Elle a été repérée par une équipe de l’université de Memphis, Tennessee, menée par Otto Schaden. Elle se trouvait à seulement 5 m de la tombe de Toutankhamon, à 3 m de profondeur.
Le tombeau était dissimulé par les restes de huttes d’ouvriers construites pendant la XIXe dynastie, une centaine d’années plus tard. Le chef des Antiquités égyptiennes, Zahi Hawass, a expliqué vendredi à la presse qu’il s’agissait probablement de « momies royales », remontant à la XVIIIe dynastie, la première du Nouvel Empire (1567 à 1085 avant J.C.), l’âge d’or des grands Pharaons. Les sarcophages renferment selon lui des rois, princes ou membres de la noblesse. Dans le caveau, les sarcophages, surmontés de masques funéraires colorés, sont entourés de 20 grandes jarres portant des sceaux pharaoniques disposées sans ordre, pouvant laisser penser, selon les archéologues américains, que les inhumations ont été précipitées. En attendant d’être nettoyée et restaurée, avant l’ouverture des sarcophages et l’identification des momies, la tombe a été momentanément baptisée « KV63 » (celle de Toutankhamon était la « KV62 »). Les archéologues ne l’ont ouverte que début février. « C’est la deuxième tombe où plusieurs momies sont découvertes après celle d’Amenothep II (XVIIIème dynastie) où 12 momies avaient été trouvées en 1898 », selon Zahi Hawass. La toute première découverte de momies pharaoniques remonte à 1887 et fut réalisée dans le village de Gourna, entre la Vallée des Rois et la Vallée des Reines, sur la même rive ouest de Louxor, l’ancienne Thèbes, à 700 km au sud du Caire. Les archéologues ne pensaient plus faire de telles découvertes sur ce site très célèbre.
La 63e tombe de la Vallée des Rois
Après quelques jours de rumeurs, la nouvelle est tombée le 9 février dernier : une nouvelle tombe dans la Vallée des Rois a été découverte ! La première depuis 1922 et le tombeau de Toutankhamon.
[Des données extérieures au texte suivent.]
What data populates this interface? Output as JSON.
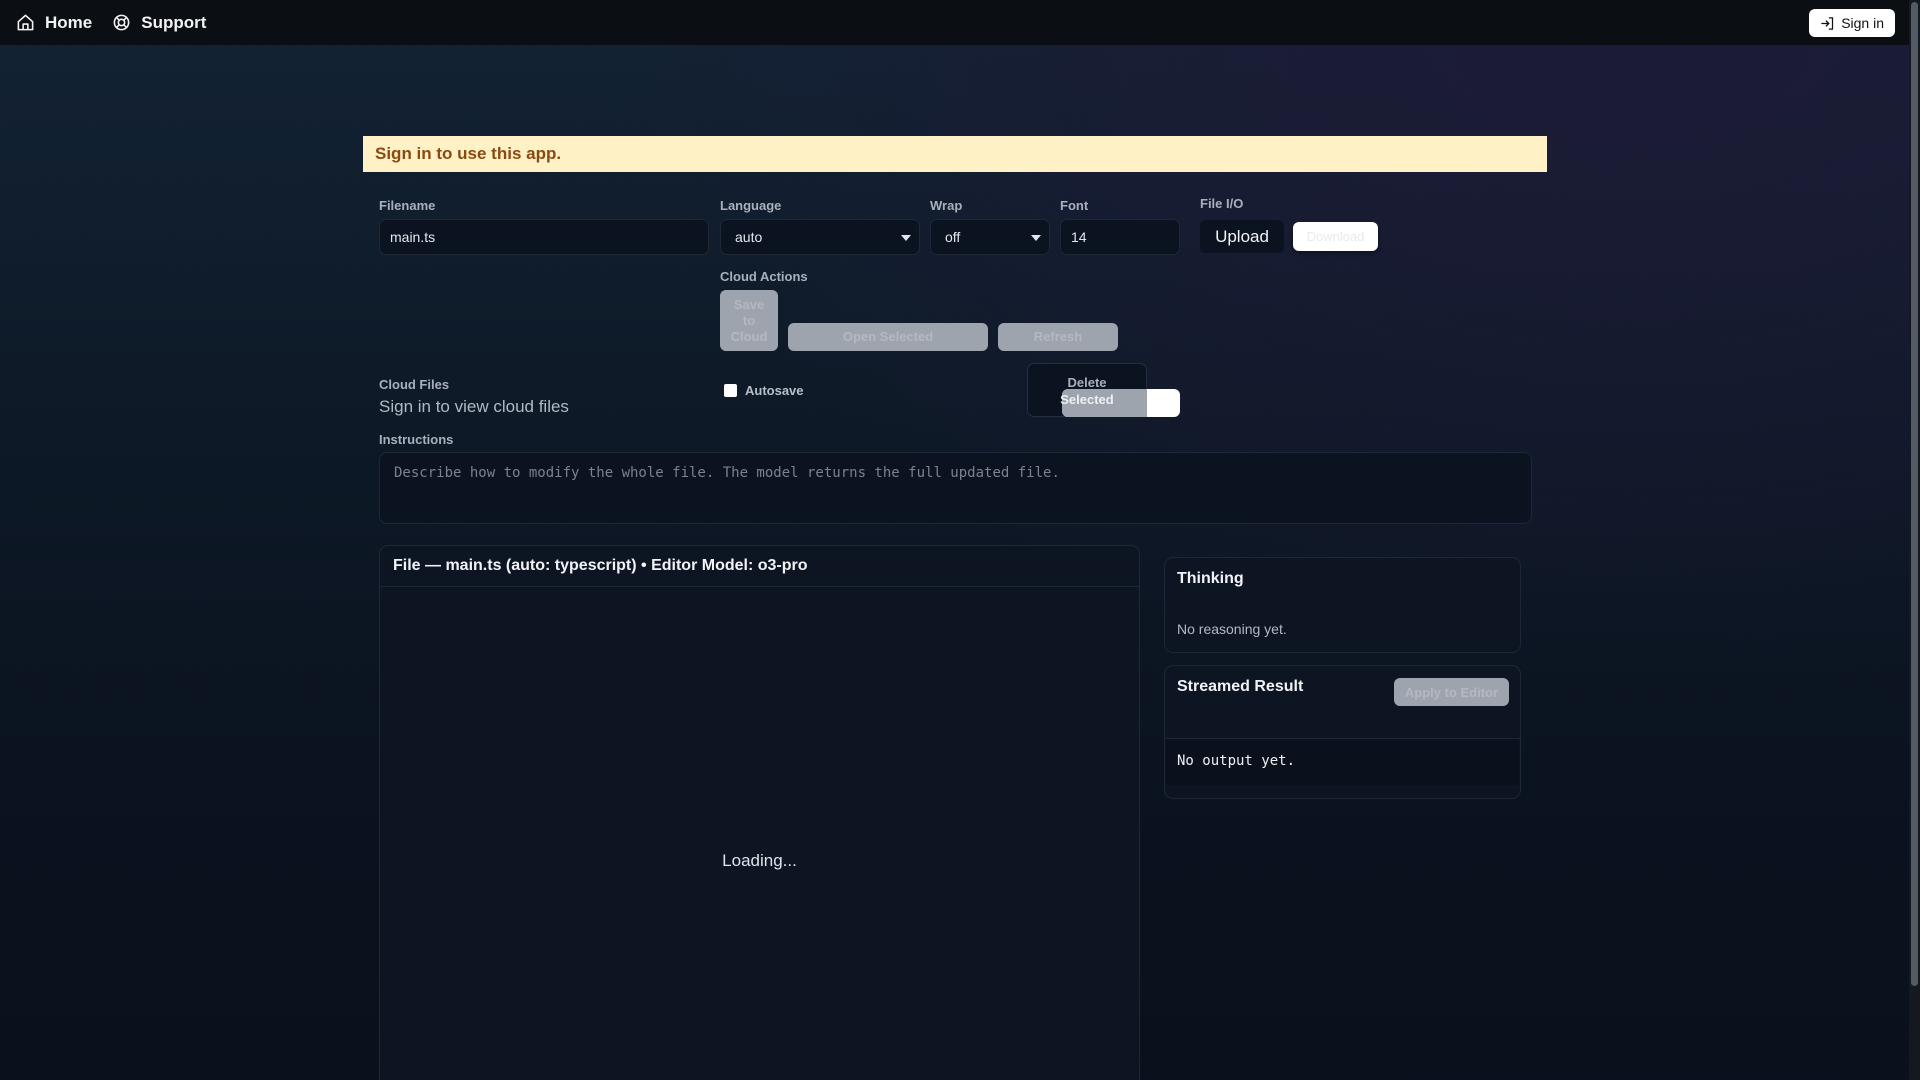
{
  "nav": {
    "home_label": "Home",
    "support_label": "Support",
    "signin_label": "Sign in"
  },
  "banner": {
    "text": "Sign in to use this app."
  },
  "form": {
    "filename_label": "Filename",
    "filename_value": "main.ts",
    "language_label": "Language",
    "language_value": "auto",
    "wrap_label": "Wrap",
    "wrap_value": "off",
    "font_label": "Font",
    "font_value": "14",
    "fileio_label": "File I/O",
    "upload_label": "Upload",
    "download_label": "Download"
  },
  "cloud": {
    "actions_label": "Cloud Actions",
    "save_label": "Save to Cloud",
    "open_label": "Open Selected",
    "refresh_label": "Refresh",
    "files_label": "Cloud Files",
    "files_placeholder": "Sign in to view cloud files",
    "autosave_label": "Autosave",
    "delete_label_1": "Delete",
    "delete_label_2": "Selected"
  },
  "instructions": {
    "label": "Instructions",
    "placeholder": "Describe how to modify the whole file. The model returns the full updated file."
  },
  "editor": {
    "title": "File — main.ts (auto: typescript) • Editor Model: o3-pro",
    "loading": "Loading..."
  },
  "thinking": {
    "title": "Thinking",
    "text": "No reasoning yet."
  },
  "result": {
    "title": "Streamed Result",
    "apply_label": "Apply to Editor",
    "text": "No output yet."
  }
}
Désormais, l’hypogée porte le numéro 63. Le 10 février, Zahi Hawass et de nombreux officiels des antiquités égyptiennes ont participé à la « cérémonie ».
Par François Tonic (toutankhamon magazine n°26)
Avertissement : étant donné la constante évolution des informations, ce présent article s’appuie sur les données disponibles au moment de sa rédaction. Il est possible que de nouvelles analyses et hypothèses soient disponibles à la sortie de ce numéro de Toutankhamon Magazine. Nous n’avons eu que des réponses partielles d’Otto Schaden, le directeur des fouilles.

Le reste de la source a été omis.